In 2019, Merriam Webster finally accepted the term ‘influencer’ into its dictionary. But influencer culture had changed the way brands connect with consumers long before that. Major social media stars have long since graduated from the beauty and mum bloggers of the 2010s, to the Instagram megastars of today.
However, as quickly as influencers rose to superstar status, their sheen has tarnished. Also in 2019, research unveiled that over 95% of consumers did not trust social media influencers. Now, under a quarter of consumers feel that influencers motivate them to buy from a brand.
A changing trend
This trend of diminishing trust has only accelerated. Once-loyal followers are becoming increasingly savvy to paid content over the authentic glimpses of the ‘real’ lives they crave.
Similarly, a host of influencers wildly misjudged the mood of their fans during the pandemic – posting pictures from all-expenses paid trips to Dubai, for example. As a result, 85% of young people in the UK unfollowed influencers during the pandemic.
Further research suggests Gen Z wants greater authenticity from those they follow – a third even said that influencers must speak up about injustice. Increasingly, followers no longer see influencers as real-life leaders to emulate, butout-of-touch, inauthentic #ad machines.
While platforms such as TikTok have borne a new wave of influencers, such as Addison Rae, the rules have changed. Instagram influencers are set on serving up heavily filtered, overly manufactured versions of themselves and their lives. Therefore, Gen Z and Gen Alpha have turned to TikTok, Discord, and Twitch for greater authenticity – raw, unfiltered, and genuinely entertaining content.
Interactive and creative platforms like TikTok still provide places for brands to connect with their customers, as the storytelling experience demanded by fans is vastly different. The age of the traditional influencer’s marketing power has reached its peak, for many brands this is causing a problem.
Today, it is not enough for brands to throw money at unimaginative influencer campaigns. Now, emotion drives brand loyalty. This means connecting to customers as individuals, understanding their ‘why’ – not just viewing them as generic purchasers of influencer clickbait.
Rather than bland content focused on the aspirational life of the influencer, consumers want specific, personalised experiences that reflect their lives, values, and needs. Influencer power has peaked, and personal, authentic experience now reigns.
ROI is long-term loyalty
A brand experience based on personalisation requires a whole new approach. It is far beyond the influencer marketing powered strategies adopted by many brands in the last decade. Return on investment (ROI) on paying enormous sums for influencer posts is waning.
Truthfully, these posts now tell brands nothing about their customers or how to better connect with them. Influencers may boast millions of followers, but they can’t dig down into the granular understanding of who those followers are or how they think; not least provide the insight a brand needs to build a customer journey that delivers long-term loyalty.
Brands must understand why their customers do what they do and how to use that information to craft narratives and stories. Understanding the ‘why’ helps retailers build narrative experiences that drive behavioural change. This is a more sophisticated approach than the antiquated influencer marketing strategies that have become stale and increasingly sneered.
Understanding that ‘why’ marries two marketing disciplines. The qualitative approach of customer research and engagement; alongside the quantitative, specific, data-driven approach powered by today’s analytics and martech tools.
If brands can understand human behaviour, they can predict behavioural changes. It can be used it to their advantage to deliver a positive customer experience.
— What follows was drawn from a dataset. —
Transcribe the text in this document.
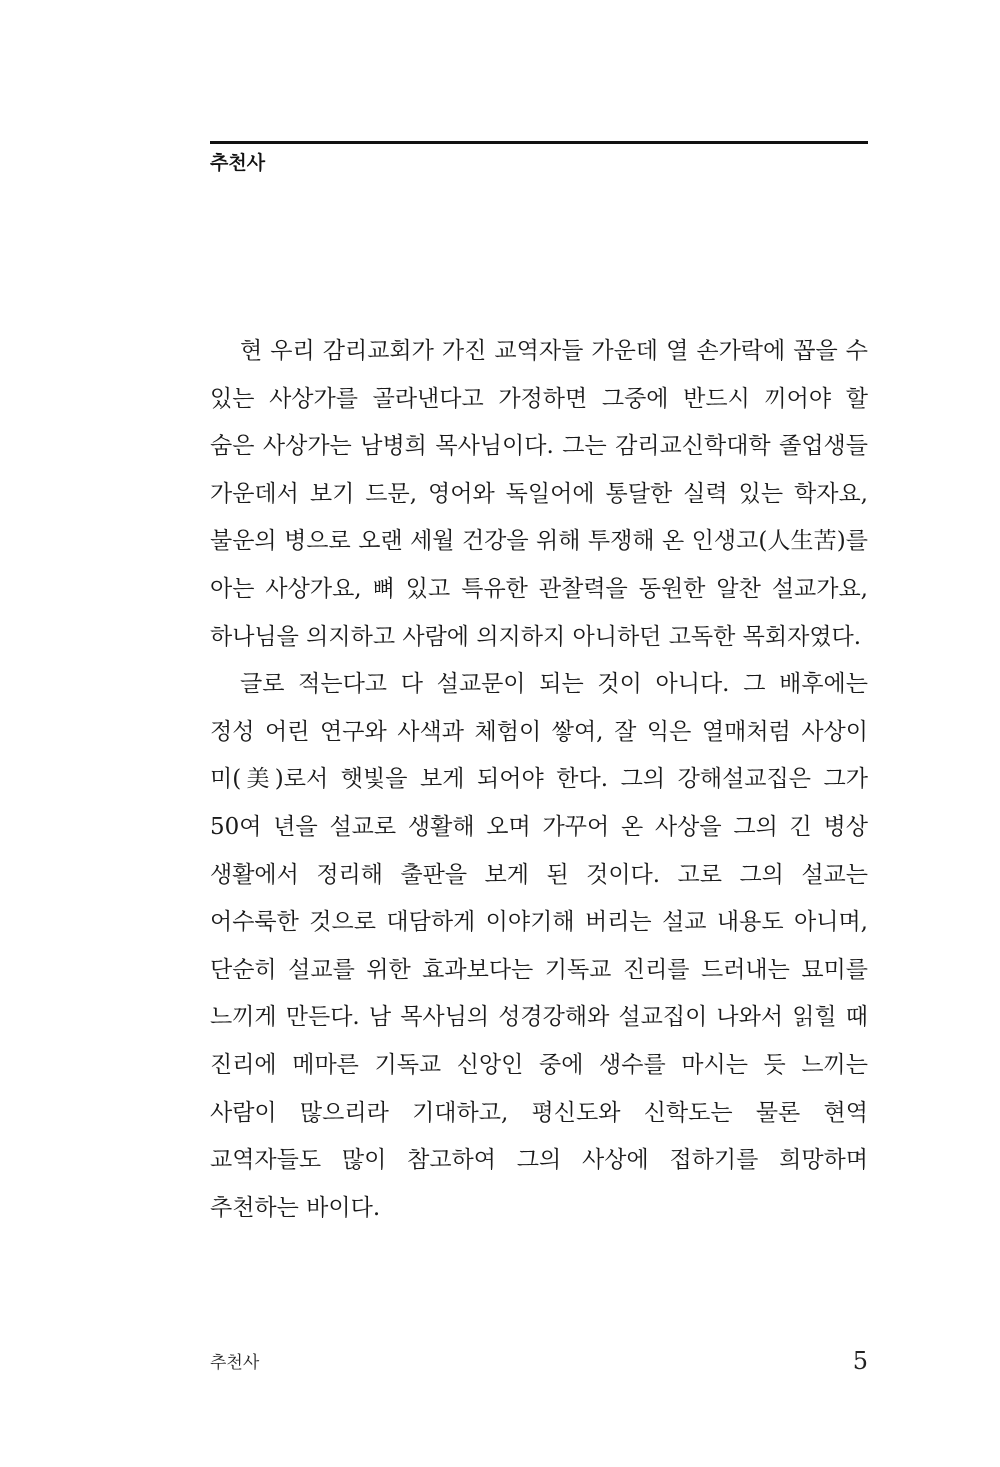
추천사

현 우리 감리교회가 가진 교역자들 가운데 열 손가락에 꼽을 수 있는 사상가를 골라낸다고 가정하면 그중에 반드시 끼어야 할 숨은 사상가는 남병희 목사님이다. 그는 감리교신학대학 졸업생들 가운데서 보기 드문, 영어와 독일어에 통달한 실력 있는 학자요, 불운의 병으로 오랜 세월 건강을 위해 투쟁해 온 인생고(人生苦)를 아는 사상가요, 뼈 있고 특유한 관찰력을 동원한 알찬 설교가요, 하나님을 의지하고 사람에 의지하지 아니하던 고독한 목회자였다.

글로 적는다고 다 설교문이 되는 것이 아니다. 그 배후에는 정성 어린 연구와 사색과 체험이 쌓여, 잘 익은 열매처럼 사상이 미(美)로서 햇빛을 보게 되어야 한다. 그의 강해설교집은 그가 50여 년을 설교로 생활해 오며 가꾸어 온 사상을 그의 긴 병상 생활에서 정리해 출판을 보게 된 것이다. 고로 그의 설교는 어수룩한 것으로 대담하게 이야기해 버리는 설교 내용도 아니며, 단순히 설교를 위한 효과보다는 기독교 진리를 드러내는 묘미를 느끼게 만든다. 남 목사님의 성경강해와 설교집이 나와서 읽힐 때 진리에 메마른 기독교 신앙인 중에 생수를 마시는 듯 느끼는 사람이 많으리라 기대하고, 평신도와 신학도는 물론 현역 교역자들도 많이 참고하여 그의 사상에 접하기를 희망하며 추천하는 바이다.

추천사	5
This is about brands focusing on the right strategies at the right times. Those strategies must be based on emotion, rather than influencers’ marketing power. Creating emotional impact should be based on what people care about. For example, research shows that 76% of millennials and 83% of Gen Zers insist brands should take a stance on social issues. How can a brand react to what their fans care about if they have no insight into these fluctuating priorities?
It’s more than transactions
Just 14% of consumers say brands ”greatly” know them, remember them, and understand their needs. Honesty, trustworthiness, and authenticity, where consumers are treated as individuals, are incredibly important to a relationship where a brand and consumer feel aligned. Those traditional influencer campaigns can no longer deliver this. At the same time, the centre of the brand-consumer interaction is not the transaction.
Consumers want relationships with the brands in which they choose to engage, not in a surface-level sense, but on a one-to-one level. Now, brands must invest in the customer journey as a personalised, emotionally driven experience. Whereas, ROI is measured in loyalty.
This means that brands must continually adjust their strategy based on their customers’ ever-evolving behaviours and expectations. These expectations are myriad.
Whether consumers’ increasing focus on concerns over social justice, their desire for authenticity or thirst for new platforms fosters creativity. Brands need to be at the vanguard of these shifts.